“这位官人,您这是做啥,我孙子可招您了吗?”耿氏把着男人的手腕,想要把宝贝疙瘩解救下来。
虽然心里生气,可看着他的穿着,也不好发作,只能忍了。
丁琬闻声看去,当看清人后,心里“咯噔”一下。
招呼都来不及打,直接快步跑了去。
萧逸帆跟师爷跟在后面。
丁琬走到跟前,一边夺儿子,一边清冷的道:
“这位公子,有话好好说,我儿若是惹到了您,我会让他赔不是。”
“你算哪棵葱——”
说完,直接甩手,丁琬没站稳,后退了好几步。
恰好萧逸帆及时出手,稳住了她的身子。
师爷急急忙忙走上前,谄媚的道:
“哎哟哟李公子,您这是咋地了呢?这孩子冲撞您了吗?如果是,那小人替他道个歉,这还是个孩子,刚六岁。”

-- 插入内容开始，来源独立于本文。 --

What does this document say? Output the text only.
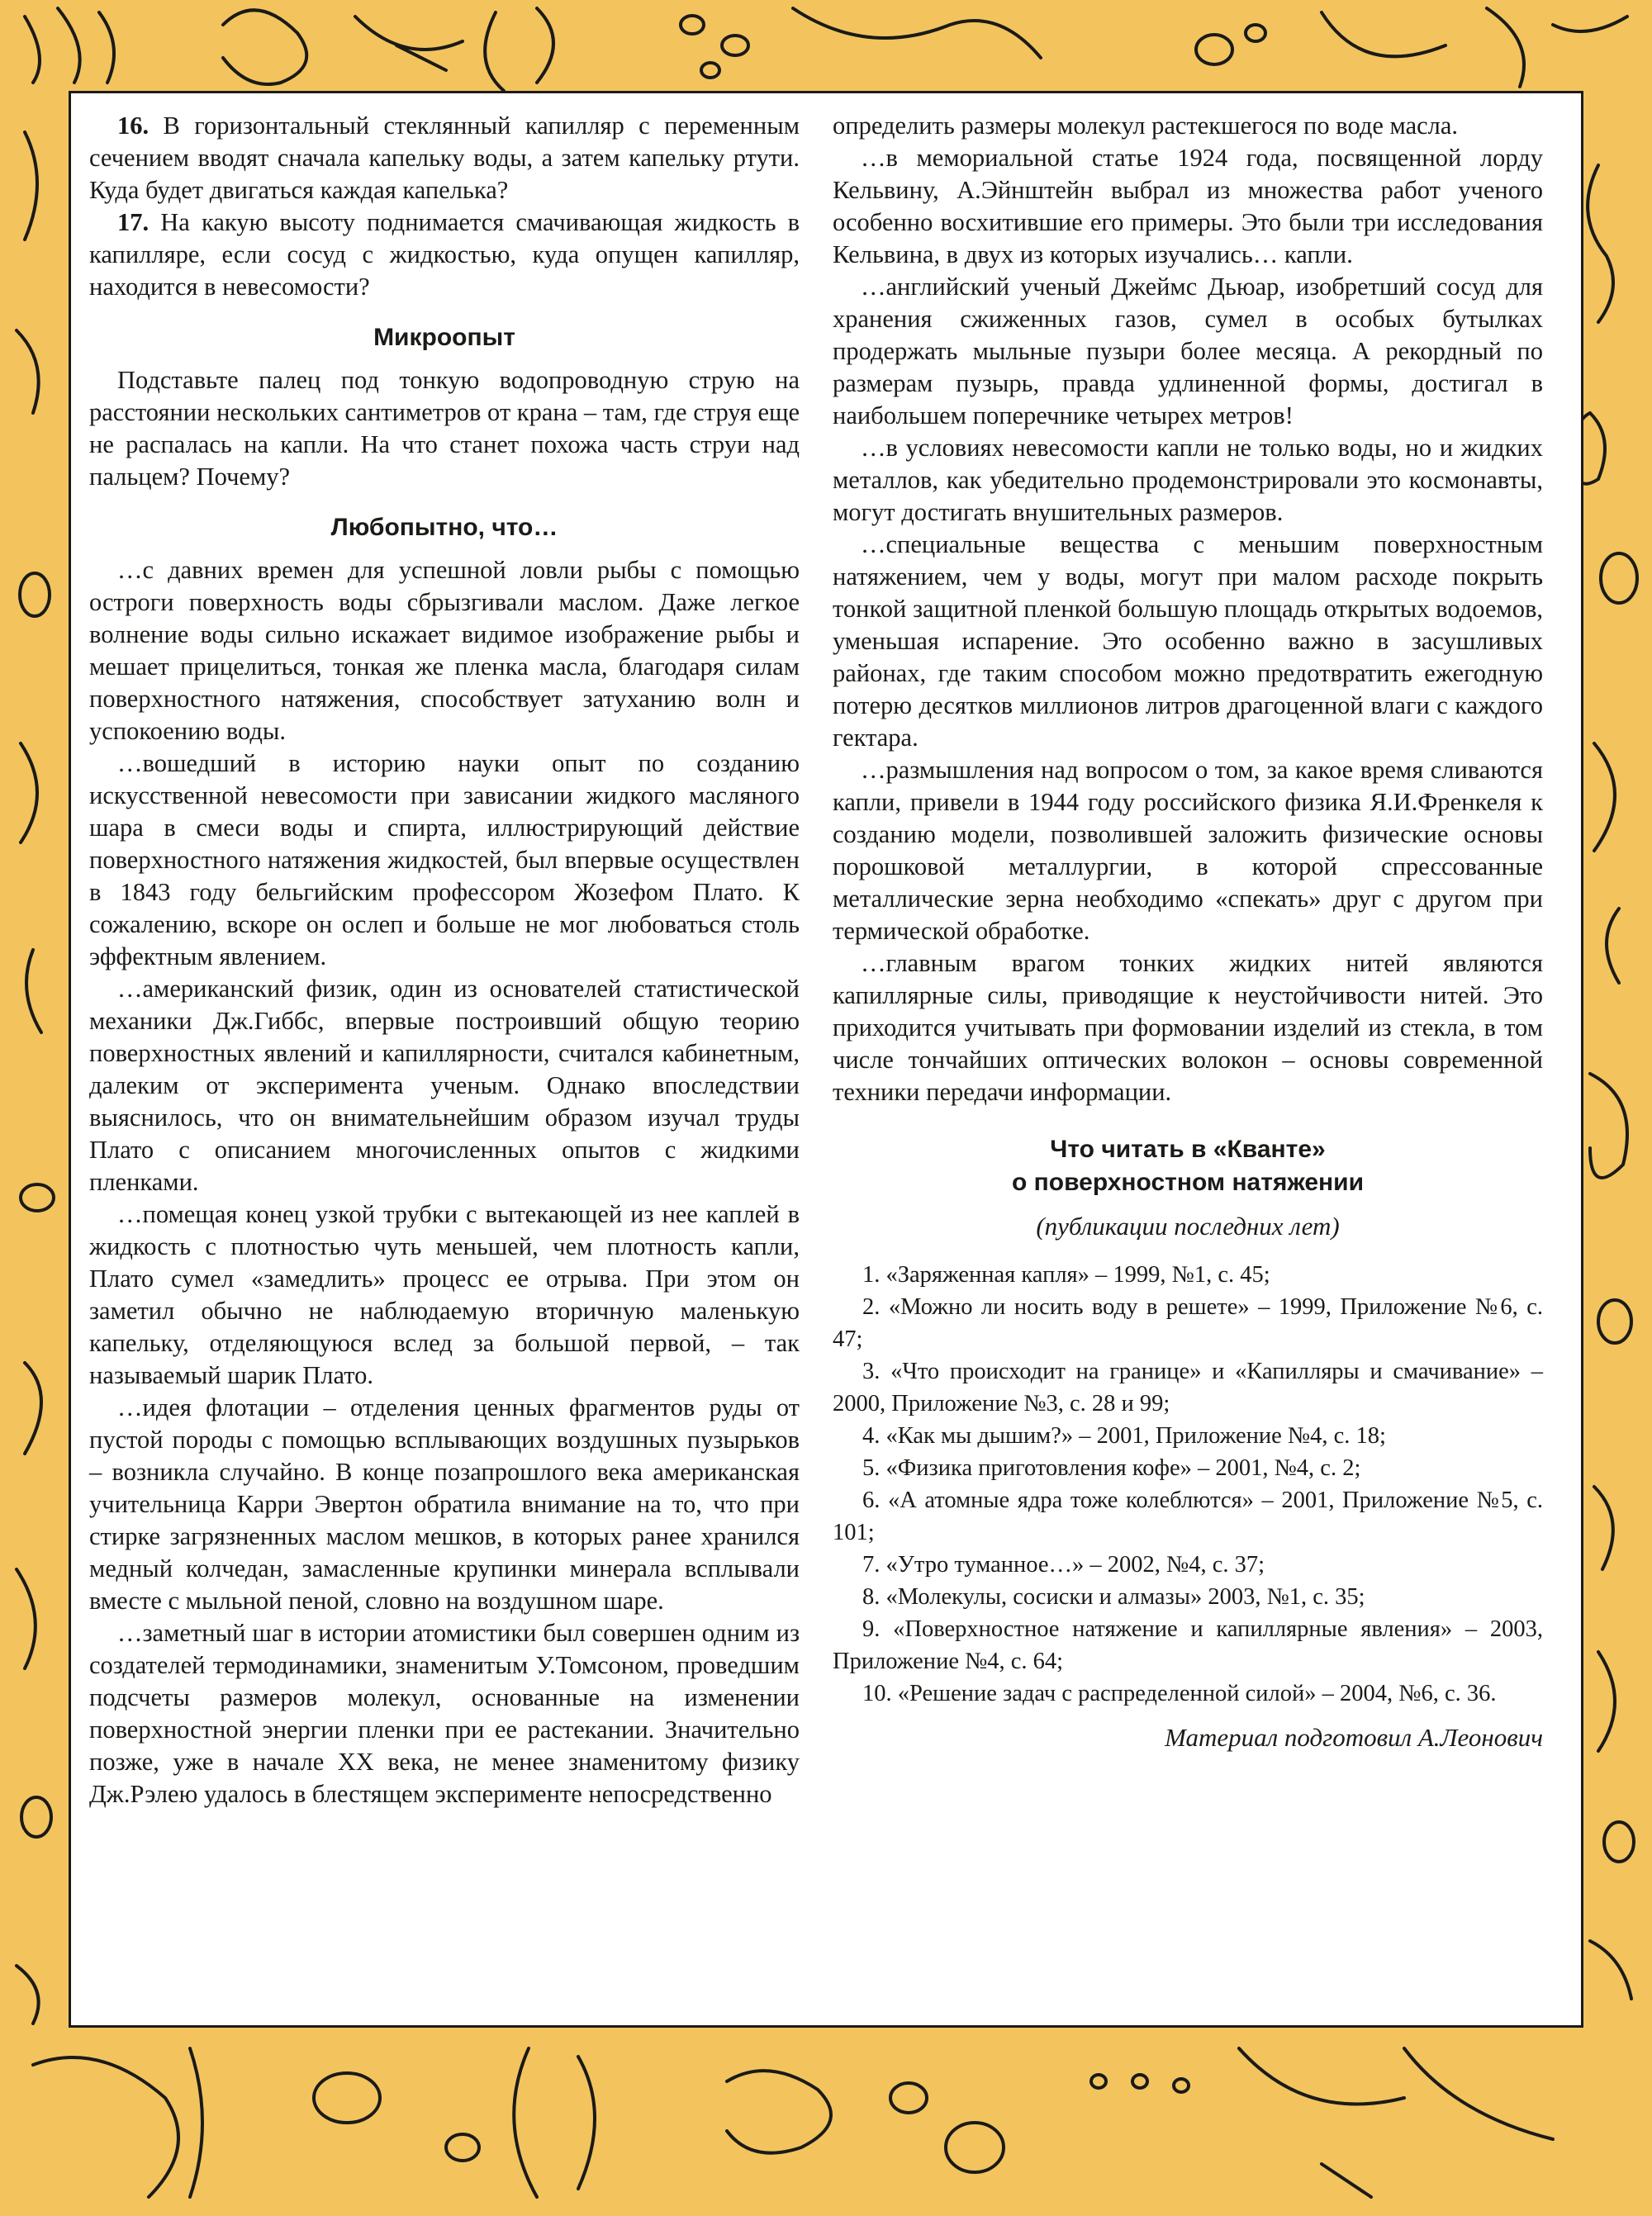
16. В горизонтальный стеклянный капилляр с переменным сечением вводят сначала капельку воды, а затем капельку ртути. Куда будет двигаться каждая капелька?

17. На какую высоту поднимается смачивающая жидкость в капилляре, если сосуд с жидкостью, куда опущен капилляр, находится в невесомости?

Микроопыт

Подставьте палец под тонкую водопроводную струю на расстоянии нескольких сантиметров от крана – там, где струя еще не распалась на капли. На что станет похожа часть струи над пальцем? Почему?

Любопытно, что…

…с давних времен для успешной ловли рыбы с помощью остроги поверхность воды сбрызгивали маслом. Даже легкое волнение воды сильно искажает видимое изображение рыбы и мешает прицелиться, тонкая же пленка масла, благодаря силам поверхностного натяжения, способствует затуханию волн и успокоению воды.

…вошедший в историю науки опыт по созданию искусственной невесомости при зависании жидкого масляного шара в смеси воды и спирта, иллюстрирующий действие поверхностного натяжения жидкостей, был впервые осуществлен в 1843 году бельгийским профессором Жозефом Плато. К сожалению, вскоре он ослеп и больше не мог любоваться столь эффектным явлением.

…американский физик, один из основателей статистической механики Дж.Гиббс, впервые построивший общую теорию поверхностных явлений и капиллярности, считался кабинетным, далеким от эксперимента ученым. Однако впоследствии выяснилось, что он внимательнейшим образом изучал труды Плато с описанием многочисленных опытов с жидкими пленками.

…помещая конец узкой трубки с вытекающей из нее каплей в жидкость с плотностью чуть меньшей, чем плотность капли, Плато сумел «замедлить» процесс ее отрыва. При этом он заметил обычно не наблюдаемую вторичную маленькую капельку, отделяющуюся вслед за большой первой, – так называемый шарик Плато.

…идея флотации – отделения ценных фрагментов руды от пустой породы с помощью всплывающих воздушных пузырьков – возникла случайно. В конце позапрошлого века американская учительница Карри Эвертон обратила внимание на то, что при стирке загрязненных маслом мешков, в которых ранее хранился медный колчедан, замасленные крупинки минерала всплывали вместе с мыльной пеной, словно на воздушном шаре.

…заметный шаг в истории атомистики был совершен одним из создателей термодинамики, знаменитым У.Томсоном, проведшим подсчеты размеров молекул, основанные на изменении поверхностной энергии пленки при ее растекании. Значительно позже, уже в начале XX века, не менее знаменитому физику Дж.Рэлею удалось в блестящем эксперименте непосредственно

определить размеры молекул растекшегося по воде масла.

…в мемориальной статье 1924 года, посвященной лорду Кельвину, А.Эйнштейн выбрал из множества работ ученого особенно восхитившие его примеры. Это были три исследования Кельвина, в двух из которых изучались… капли.

…английский ученый Джеймс Дьюар, изобретший сосуд для хранения сжиженных газов, сумел в особых бутылках продержать мыльные пузыри более месяца. А рекордный по размерам пузырь, правда удлиненной формы, достигал в наибольшем поперечнике четырех метров!

…в условиях невесомости капли не только воды, но и жидких металлов, как убедительно продемонстрировали это космонавты, могут достигать внушительных размеров.

…специальные вещества с меньшим поверхностным натяжением, чем у воды, могут при малом расходе покрыть тонкой защитной пленкой большую площадь открытых водоемов, уменьшая испарение. Это особенно важно в засушливых районах, где таким способом можно предотвратить ежегодную потерю десятков миллионов литров драгоценной влаги с каждого гектара.

…размышления над вопросом о том, за какое время сливаются капли, привели в 1944 году российского физика Я.И.Френкеля к созданию модели, позволившей заложить физические основы порошковой металлургии, в которой спрессованные металлические зерна необходимо «спекать» друг с другом при термической обработке.

…главным врагом тонких жидких нитей являются капиллярные силы, приводящие к неустойчивости нитей. Это приходится учитывать при формовании изделий из стекла, в том числе тончайших оптических волокон – основы современной техники передачи информации.

Что читать в «Кванте»
о поверхностном натяжении
(публикации последних лет)
1. «Заряженная капля» – 1999, №1, с. 45;
2. «Можно ли носить воду в решете» – 1999, Приложение №6, с. 47;
3. «Что происходит на границе» и «Капилляры и смачивание» – 2000, Приложение №3, с. 28 и 99;
4. «Как мы дышим?» – 2001, Приложение №4, с. 18;
5. «Физика приготовления кофе» – 2001, №4, с. 2;
6. «А атомные ядра тоже колеблются» – 2001, Приложение №5, с. 101;
7. «Утро туманное…» – 2002, №4, с. 37;
8. «Молекулы, сосиски и алмазы» 2003, №1, с. 35;
9. «Поверхностное натяжение и капиллярные явления» – 2003, Приложение №4, с. 64;
10. «Решение задач с распределенной силой» – 2004, №6, с. 36.
Материал подготовил А.Леонович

李袁杰面色铁黑,没有撒手。看着一脸怒气腾腾的徐致远,问:
“你认识我?”
“我不认识你,你松手啊——”徐致远挣扎。
小脸憋得红彤彤,丁琬跟耿氏都心疼了。
萧逸帆走上前,抱拳拱手,说:
“在下回春堂少东家萧逸帆,见过李公子。还望公子松手,这孩儿是战死士兵遗孤,家里唯一根苗。”
话落,站直身子,伸手拉着孩子。
果然,李袁杰听到“遗孤”便松了手。
萧逸帆顺势将孩子拉到了身后,扔给丁琬。
儿子在怀,丁琬紧紧的抱着,强忍着骂人的冲动,道:
“敢问公子,我儿可有什么不对吗?如果有,您请说。如果没有,那您为何抓我儿?”
说话的声音有些颤抖,不知是气的还是害怕。
耿氏摸着眼泪,走到过来,说:
“致远尿急想要方便,我带他从门房出去找茅房,谁知碰到这位公子,然后就这样了。”
耿氏到现在都是懵的。
刚才具体因为啥发生这些,她真的不知道。
她就剩下这么一根独苗,真要是有什么,可是没法活了。
丁琬看着徐致远,摸着他的脸儿,问:
“怎么回事儿?你冲撞了这位公子?”
“没有。”徐致远忙不迭摇头。
他不过是去茅房的时候看到了眼熟的人,多看几眼罢了。
等他反应过来,就被这人抓住了。
被抓的那一刻,他便明白眼熟的人,到底何许人也。
“我问你,你一直看我作甚?”李袁杰清冷的问着。
一双大小眼瞪起,威严中还有几分喜感。
徐致远眨巴着眼睛,一边流泪一边说:
“你腰间有个亮的东西,我瞅着新鲜,就多看了两眼。我……我也不知道这么就冲撞了你。娘,我错了,我再也不乱砍了。”
小家伙说到这儿,直接趴在丁琬的怀里哭起来。
李袁杰低头瞅着腰带,用丝线穿着珠子绣的,阳光一反,的确会亮。
小孩子的哭声不止。
这一刻,就算李袁杰在理,一个大人跟小孩儿一般见识,也说不过去。
萧逸帆看着李袁杰,平静的道:
“李公子,孩子只是无心的举动,还望李公子大人有大量。”
“是啊是啊李公子,孩子还小,才六岁,启蒙都不曾啊。”师爷忙跟着劝。
李袁杰面色不好,尤其是他自己认出了这对母子。
若是他们说了什么……
就在他思索的时候,县令卓水生闻讯赶来了。